Serait-ce parce que nos Etats respectifs seraient plus soucieux de nos spécificités, dont ils sont les gardiens envers et contre leurs peuples, qui eux voudraient diluer leurs particularismes, s’il en est, dans un rêve communautaire ?

Et notre amie l’Europe, qui clame à cor et à cri les valeurs de la démocratie et exhorte les maghrébins à l’union, quel serait son lot de responsabilité dans notre échec unioniste ?

Ne serait-ce pas elle, par ses conquêtes coloniales du 19 et 20 ième siècle, qui a crée dans le chaos, ces Etats Nations et ces souverainismes fratricides et liberticides ?

Ne serait-ce pas elle, qui avait imposé le principe de " l’intangibilité des frontières ", pour empêcher toute velléité à l’union des ex-colonies, au lendemain de leur indépendance ?

Ne serait-ce pas elle, et de façon insidieuse , qui divise, au mieux de ses intérêts, les maghrébins pour les maintenir, en chasses gardées économico- financières.?

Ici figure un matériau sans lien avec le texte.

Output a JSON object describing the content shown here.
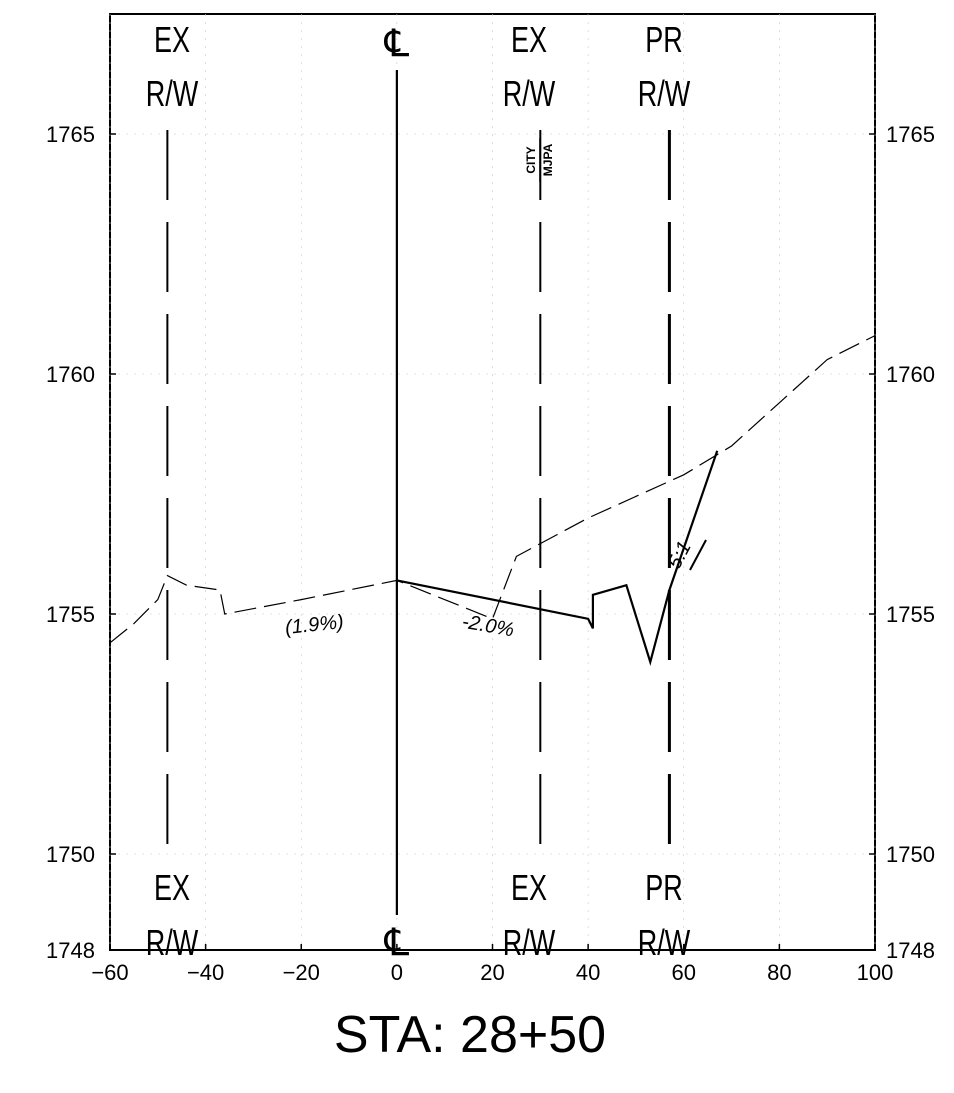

Ne serait-ce pas elle, qui prêche l’unionisme des Etats Maghrébins, au niveau du discours et alimente leurs particularismes, au niveau des actes, dans une ambivalence criarde ?

Il est devenu urgent aujourd’hui de conférer au Maghreb plus de capacité pour mieux faire entendre sa voix et défendre ses intérêts. Ce ne peut se faire que par la mise en place d’une feuille de route qui revigore l’esprit qui a présidé à Marrakech en 1989, date de la naissance de l’UMA.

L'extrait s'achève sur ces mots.